Bu haftanın konusuna geçmek istiyorum şimdi, benim için oldukça önemli bir konu; yeni jenerasyon. Son iki aydır yeni jenerasyon haberlerine boğulmuş durumdayız, hem ofiste hem de arkadaşlarımla sürekli olarak bunun muhabbetini yaparken, yeni jenerasyonun artılarını ve eksilerini kafamda sıralamaya başlamadım bile (varsa).
Benim oyunlarda ilgilendiğim en önemli şey her zaman hikaye olmuştu. Hikaye her şeyin başlangıcıdır. İnsanların kendi hayatlarında yaşadıkları bütün acılarda, bütün ilişkilerde esas olan aslında hikayedir. Peki ama neden hikaye? Her şey yaşanıp bittiğinde ve geride iyi kötü bazı şeylere dair kırıntılar kaldığında bu ne anlama geliyor?
Oyunlar ve hayat birbirinden çok ilintisiz kavramlar değil. Bir yandan oyunlar, diğer yandan hayat ve bu iki kavramın yan yana paralel ilerleyişi bizim kişisel hikayelerimizi, kimi zaman ise kendi mitolojilerimizi yaratmamıza neden olmakta.
Bütün her şeyi anlamlandırmaya çalıştığımız vakit elimizde genellikle sıfırla kalıyoruz, her şey sıfırdan çıktığında ise en fazla iki ileri gidebiliyoruz, eninde sonunda hepimiz kişisel tarihimizi, kırıklıklarımızı ve mitolojilerimizi tekrar baştan canlandırmaya mahkumuz.
Bunu nereden mi biliyorum? Oynadığım binlerce oyun ve bu oyunların hikayelerini geçtim, tanıdığım binlerce insan ve onların hikayelerinden biliyorum, kimi zaman bu iki grubu karşılaştırıyorum kafamda ve elimde tanıdık acılar, tanıdık mutluluklar ve bir o kadar birbirinden uzak olaylar silsilesine tanık oluyorum. Erkek bir kadını sever, kadın başkasını, erkek gönlünü kadına kaptırır, kadın başkasını delicesine ister, bu zincir bir adım geriye indirgenir, kadını isteyen erkeği isteyen başka bir kadın mutlaka vardır, bütün bunlar kendisini kuyruğundan yemeye çalışan çember çizen bir yılan gibi birbirini takip eder, bunların gerçekleşme sürecinde olanlara ise yaşam adını veririz.

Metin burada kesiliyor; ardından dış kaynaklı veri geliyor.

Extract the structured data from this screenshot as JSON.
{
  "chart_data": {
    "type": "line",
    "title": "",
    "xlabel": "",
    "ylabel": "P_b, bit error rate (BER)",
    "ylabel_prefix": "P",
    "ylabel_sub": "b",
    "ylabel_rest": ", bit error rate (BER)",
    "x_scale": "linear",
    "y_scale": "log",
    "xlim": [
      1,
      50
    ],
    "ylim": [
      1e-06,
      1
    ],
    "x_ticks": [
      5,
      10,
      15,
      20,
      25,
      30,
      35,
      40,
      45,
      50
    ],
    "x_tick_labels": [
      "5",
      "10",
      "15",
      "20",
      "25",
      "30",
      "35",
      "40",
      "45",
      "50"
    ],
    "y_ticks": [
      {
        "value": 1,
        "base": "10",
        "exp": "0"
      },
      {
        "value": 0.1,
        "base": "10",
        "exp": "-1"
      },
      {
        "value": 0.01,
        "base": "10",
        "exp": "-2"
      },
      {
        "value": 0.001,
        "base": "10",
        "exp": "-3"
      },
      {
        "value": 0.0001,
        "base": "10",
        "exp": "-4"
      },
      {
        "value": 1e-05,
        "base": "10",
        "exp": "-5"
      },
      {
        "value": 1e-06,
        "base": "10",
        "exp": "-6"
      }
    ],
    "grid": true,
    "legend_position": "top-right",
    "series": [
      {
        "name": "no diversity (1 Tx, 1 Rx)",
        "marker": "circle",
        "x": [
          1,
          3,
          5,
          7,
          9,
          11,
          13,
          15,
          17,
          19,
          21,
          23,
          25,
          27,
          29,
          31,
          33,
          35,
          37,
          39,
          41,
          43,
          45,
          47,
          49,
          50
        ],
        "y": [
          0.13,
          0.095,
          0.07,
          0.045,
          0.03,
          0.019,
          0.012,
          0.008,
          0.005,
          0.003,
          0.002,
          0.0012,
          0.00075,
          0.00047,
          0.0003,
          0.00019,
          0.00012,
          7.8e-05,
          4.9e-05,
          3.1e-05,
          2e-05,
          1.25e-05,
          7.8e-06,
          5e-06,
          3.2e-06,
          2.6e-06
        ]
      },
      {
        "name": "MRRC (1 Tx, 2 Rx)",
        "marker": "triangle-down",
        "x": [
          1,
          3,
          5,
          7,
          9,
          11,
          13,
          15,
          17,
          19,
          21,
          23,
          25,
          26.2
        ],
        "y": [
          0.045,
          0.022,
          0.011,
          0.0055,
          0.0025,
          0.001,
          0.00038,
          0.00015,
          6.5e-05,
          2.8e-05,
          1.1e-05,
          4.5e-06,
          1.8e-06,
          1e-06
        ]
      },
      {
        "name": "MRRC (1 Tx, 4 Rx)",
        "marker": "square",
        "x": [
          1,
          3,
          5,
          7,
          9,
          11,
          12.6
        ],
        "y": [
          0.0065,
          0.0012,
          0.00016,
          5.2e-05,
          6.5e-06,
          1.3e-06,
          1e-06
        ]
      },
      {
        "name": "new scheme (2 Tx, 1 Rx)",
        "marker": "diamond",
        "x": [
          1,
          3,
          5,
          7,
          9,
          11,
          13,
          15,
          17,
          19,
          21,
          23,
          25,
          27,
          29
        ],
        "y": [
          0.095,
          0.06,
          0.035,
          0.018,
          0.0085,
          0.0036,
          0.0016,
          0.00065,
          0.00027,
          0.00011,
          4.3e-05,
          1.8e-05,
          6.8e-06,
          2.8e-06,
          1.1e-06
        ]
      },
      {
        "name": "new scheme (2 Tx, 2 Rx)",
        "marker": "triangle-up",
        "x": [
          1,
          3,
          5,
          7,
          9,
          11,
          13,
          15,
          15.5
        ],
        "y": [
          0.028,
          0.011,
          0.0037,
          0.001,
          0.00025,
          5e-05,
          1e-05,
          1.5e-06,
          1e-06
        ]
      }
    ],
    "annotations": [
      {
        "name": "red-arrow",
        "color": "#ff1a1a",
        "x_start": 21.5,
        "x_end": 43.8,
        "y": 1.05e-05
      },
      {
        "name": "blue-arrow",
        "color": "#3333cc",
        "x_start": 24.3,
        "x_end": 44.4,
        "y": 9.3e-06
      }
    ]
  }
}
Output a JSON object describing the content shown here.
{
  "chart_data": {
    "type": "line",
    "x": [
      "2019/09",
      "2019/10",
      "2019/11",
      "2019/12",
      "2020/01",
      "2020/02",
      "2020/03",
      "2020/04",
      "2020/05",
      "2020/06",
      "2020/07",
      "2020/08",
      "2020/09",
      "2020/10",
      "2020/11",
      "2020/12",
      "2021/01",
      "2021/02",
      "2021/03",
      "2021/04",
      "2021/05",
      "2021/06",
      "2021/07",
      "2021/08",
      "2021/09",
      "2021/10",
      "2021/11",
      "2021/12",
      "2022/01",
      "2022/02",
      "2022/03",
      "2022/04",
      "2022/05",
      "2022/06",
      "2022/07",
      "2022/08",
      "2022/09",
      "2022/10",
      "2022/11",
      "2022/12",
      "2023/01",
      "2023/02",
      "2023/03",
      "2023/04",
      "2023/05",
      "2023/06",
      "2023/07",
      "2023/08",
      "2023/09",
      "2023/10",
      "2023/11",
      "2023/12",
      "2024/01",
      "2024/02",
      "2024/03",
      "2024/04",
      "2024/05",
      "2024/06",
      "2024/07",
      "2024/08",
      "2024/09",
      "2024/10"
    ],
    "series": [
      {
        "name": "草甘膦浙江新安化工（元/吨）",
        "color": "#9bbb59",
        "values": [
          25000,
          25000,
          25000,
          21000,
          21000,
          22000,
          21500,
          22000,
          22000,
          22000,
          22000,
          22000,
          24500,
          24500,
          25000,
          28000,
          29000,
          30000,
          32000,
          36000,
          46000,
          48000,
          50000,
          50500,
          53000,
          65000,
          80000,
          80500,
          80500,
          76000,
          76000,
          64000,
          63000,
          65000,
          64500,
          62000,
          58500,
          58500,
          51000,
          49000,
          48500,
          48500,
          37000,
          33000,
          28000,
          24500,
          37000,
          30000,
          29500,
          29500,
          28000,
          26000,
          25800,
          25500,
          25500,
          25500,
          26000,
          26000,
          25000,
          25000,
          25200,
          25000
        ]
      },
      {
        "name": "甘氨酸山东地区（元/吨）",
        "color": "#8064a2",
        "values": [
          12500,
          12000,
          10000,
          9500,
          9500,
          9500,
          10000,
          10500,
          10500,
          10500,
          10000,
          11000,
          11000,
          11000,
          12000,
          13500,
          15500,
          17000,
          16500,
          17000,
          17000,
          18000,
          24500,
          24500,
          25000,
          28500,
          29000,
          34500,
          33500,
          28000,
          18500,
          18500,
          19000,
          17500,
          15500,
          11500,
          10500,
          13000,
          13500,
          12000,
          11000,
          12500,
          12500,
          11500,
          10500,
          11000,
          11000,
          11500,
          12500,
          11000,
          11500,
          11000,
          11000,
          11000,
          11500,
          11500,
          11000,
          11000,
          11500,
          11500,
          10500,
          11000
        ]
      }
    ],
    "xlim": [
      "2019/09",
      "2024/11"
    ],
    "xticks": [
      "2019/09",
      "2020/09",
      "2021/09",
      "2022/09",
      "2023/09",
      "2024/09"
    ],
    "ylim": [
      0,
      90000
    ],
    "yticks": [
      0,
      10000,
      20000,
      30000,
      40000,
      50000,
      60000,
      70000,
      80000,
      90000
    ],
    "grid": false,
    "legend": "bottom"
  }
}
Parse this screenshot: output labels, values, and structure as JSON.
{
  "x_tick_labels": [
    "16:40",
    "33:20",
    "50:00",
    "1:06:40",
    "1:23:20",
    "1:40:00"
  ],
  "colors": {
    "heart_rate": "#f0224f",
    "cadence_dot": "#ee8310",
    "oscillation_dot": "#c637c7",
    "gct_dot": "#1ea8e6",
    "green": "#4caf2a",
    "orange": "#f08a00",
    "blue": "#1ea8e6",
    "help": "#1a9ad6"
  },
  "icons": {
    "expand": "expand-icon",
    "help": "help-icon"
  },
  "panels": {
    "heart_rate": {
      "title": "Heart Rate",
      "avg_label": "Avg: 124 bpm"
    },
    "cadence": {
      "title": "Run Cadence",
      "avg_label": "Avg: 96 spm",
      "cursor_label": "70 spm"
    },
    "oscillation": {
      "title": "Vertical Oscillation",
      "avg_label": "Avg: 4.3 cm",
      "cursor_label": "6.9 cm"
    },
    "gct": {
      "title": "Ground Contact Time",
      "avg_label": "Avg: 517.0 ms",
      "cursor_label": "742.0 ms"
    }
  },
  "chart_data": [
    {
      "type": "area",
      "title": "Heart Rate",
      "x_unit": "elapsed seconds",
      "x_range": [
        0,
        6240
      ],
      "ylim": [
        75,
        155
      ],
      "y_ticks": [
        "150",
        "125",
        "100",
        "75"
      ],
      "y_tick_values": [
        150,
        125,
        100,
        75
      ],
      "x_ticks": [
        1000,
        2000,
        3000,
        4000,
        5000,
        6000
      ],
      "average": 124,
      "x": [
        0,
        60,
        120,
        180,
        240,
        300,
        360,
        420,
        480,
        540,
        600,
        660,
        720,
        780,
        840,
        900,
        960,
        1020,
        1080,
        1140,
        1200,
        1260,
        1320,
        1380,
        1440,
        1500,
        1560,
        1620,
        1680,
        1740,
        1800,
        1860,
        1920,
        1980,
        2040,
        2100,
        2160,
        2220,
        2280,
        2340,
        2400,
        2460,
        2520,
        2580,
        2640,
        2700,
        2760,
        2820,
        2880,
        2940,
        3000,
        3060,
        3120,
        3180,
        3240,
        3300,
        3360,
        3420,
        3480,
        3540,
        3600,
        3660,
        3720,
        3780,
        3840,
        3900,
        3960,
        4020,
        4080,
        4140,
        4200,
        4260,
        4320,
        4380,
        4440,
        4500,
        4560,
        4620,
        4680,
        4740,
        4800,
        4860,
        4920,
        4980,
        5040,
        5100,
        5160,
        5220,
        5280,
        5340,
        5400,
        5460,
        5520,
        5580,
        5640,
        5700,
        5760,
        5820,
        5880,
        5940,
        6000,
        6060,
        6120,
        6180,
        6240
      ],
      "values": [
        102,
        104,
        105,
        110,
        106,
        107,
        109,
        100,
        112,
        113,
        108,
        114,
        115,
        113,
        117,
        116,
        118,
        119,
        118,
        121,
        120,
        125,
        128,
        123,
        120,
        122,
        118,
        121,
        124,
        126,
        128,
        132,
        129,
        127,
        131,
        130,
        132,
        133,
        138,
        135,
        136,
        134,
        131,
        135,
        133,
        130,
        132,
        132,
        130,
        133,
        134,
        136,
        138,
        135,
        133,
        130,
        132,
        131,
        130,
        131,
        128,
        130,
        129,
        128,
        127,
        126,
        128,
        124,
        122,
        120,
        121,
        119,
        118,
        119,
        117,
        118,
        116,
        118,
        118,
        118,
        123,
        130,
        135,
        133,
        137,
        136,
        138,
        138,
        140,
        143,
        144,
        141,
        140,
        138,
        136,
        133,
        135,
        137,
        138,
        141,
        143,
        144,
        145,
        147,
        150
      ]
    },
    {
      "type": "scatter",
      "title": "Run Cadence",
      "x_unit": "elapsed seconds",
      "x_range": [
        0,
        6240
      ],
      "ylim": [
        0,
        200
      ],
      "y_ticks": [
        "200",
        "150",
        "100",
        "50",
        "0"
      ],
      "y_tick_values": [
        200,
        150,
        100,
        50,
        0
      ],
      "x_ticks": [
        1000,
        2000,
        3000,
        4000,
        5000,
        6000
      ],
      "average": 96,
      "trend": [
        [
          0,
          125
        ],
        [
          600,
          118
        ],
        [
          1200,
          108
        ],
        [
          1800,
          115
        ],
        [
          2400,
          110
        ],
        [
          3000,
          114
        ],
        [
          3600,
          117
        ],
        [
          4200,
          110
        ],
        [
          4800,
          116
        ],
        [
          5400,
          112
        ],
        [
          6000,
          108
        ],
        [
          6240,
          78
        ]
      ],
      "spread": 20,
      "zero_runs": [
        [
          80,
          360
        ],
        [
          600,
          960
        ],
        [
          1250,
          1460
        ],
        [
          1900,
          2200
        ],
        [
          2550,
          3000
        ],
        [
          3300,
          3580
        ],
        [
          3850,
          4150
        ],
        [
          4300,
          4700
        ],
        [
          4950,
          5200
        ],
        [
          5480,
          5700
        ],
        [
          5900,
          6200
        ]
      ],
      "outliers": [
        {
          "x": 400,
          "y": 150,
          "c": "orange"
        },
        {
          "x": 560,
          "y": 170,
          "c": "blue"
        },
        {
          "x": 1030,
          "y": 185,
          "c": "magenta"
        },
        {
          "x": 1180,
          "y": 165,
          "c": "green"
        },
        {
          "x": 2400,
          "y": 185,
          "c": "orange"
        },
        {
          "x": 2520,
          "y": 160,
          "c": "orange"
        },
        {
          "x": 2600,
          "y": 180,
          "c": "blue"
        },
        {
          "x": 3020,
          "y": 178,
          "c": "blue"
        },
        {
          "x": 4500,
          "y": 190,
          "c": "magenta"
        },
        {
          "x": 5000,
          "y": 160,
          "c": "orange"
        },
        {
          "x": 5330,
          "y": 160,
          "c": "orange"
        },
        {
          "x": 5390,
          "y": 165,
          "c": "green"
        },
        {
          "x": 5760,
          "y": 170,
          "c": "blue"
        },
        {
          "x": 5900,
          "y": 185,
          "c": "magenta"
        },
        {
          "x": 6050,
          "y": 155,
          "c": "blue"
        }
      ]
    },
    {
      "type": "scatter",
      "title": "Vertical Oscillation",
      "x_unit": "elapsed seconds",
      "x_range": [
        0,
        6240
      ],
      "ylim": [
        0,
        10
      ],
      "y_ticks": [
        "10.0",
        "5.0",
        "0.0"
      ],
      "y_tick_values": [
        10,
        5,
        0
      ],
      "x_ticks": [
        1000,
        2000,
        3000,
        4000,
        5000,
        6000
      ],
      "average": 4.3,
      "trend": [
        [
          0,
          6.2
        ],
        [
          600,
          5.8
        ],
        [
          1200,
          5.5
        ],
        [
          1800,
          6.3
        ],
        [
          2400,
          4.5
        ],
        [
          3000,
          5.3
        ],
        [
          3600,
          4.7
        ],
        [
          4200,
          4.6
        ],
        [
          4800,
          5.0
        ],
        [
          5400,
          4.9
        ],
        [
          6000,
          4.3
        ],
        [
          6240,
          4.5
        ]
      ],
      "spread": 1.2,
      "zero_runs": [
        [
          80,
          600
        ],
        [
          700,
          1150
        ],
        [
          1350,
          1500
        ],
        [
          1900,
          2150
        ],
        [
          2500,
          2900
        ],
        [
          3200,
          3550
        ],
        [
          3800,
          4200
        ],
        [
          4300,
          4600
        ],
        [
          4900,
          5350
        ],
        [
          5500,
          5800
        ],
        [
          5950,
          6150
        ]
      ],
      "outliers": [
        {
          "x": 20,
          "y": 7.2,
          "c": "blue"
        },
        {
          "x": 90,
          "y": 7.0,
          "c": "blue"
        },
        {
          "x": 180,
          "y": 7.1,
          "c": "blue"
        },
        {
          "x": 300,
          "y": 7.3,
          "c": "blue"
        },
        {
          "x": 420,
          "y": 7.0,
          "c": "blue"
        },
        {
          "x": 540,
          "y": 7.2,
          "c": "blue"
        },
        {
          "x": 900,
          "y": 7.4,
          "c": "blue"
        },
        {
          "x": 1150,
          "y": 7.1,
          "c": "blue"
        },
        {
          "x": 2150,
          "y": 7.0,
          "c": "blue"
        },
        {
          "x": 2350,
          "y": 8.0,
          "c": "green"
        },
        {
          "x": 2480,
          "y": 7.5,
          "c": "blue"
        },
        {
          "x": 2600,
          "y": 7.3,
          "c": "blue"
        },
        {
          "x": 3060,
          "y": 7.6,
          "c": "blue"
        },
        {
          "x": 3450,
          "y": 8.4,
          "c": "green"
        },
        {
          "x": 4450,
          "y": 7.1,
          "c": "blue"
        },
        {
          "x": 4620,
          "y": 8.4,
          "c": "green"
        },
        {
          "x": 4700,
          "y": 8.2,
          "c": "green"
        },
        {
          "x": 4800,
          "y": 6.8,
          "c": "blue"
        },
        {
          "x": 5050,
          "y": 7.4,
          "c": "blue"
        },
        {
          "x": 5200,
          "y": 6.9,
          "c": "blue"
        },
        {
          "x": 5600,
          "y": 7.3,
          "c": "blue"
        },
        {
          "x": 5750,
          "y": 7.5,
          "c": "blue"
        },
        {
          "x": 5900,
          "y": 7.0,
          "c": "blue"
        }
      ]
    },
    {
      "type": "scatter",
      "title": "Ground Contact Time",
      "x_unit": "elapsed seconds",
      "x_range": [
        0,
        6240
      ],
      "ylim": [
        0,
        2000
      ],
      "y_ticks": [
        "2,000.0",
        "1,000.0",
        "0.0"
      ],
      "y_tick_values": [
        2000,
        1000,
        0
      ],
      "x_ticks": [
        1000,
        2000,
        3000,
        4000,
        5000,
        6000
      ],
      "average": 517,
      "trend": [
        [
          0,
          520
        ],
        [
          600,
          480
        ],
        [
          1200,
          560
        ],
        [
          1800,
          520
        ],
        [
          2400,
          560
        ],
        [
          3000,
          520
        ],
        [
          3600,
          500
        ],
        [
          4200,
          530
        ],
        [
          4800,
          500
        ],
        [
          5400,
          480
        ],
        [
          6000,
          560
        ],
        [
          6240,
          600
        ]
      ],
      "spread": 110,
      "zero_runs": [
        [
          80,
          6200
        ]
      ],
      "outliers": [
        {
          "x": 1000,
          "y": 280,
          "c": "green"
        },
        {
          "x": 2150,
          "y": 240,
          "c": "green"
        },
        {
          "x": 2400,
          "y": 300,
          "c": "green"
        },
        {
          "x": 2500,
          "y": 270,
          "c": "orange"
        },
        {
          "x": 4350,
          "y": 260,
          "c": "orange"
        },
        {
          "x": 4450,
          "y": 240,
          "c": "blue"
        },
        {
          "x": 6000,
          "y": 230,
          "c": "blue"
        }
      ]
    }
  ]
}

Peki bütün bu bahsettiklerimin yeni jenerasyon oyun teknolojileri ve oyun şirketlerinin bize E3’te pompaladıkları küçük heyecan parçaları ile ne ilgisi var? Çok ilgisi var aslında. George Lucas geçtiğimiz günler de oldukça çapsız bir laf etti, oyunların bir spora dönüştüğünü ve kontrol cihazını elinize aldığınız an hikayelerin ruhunu kaybettiğinden dem vurdu.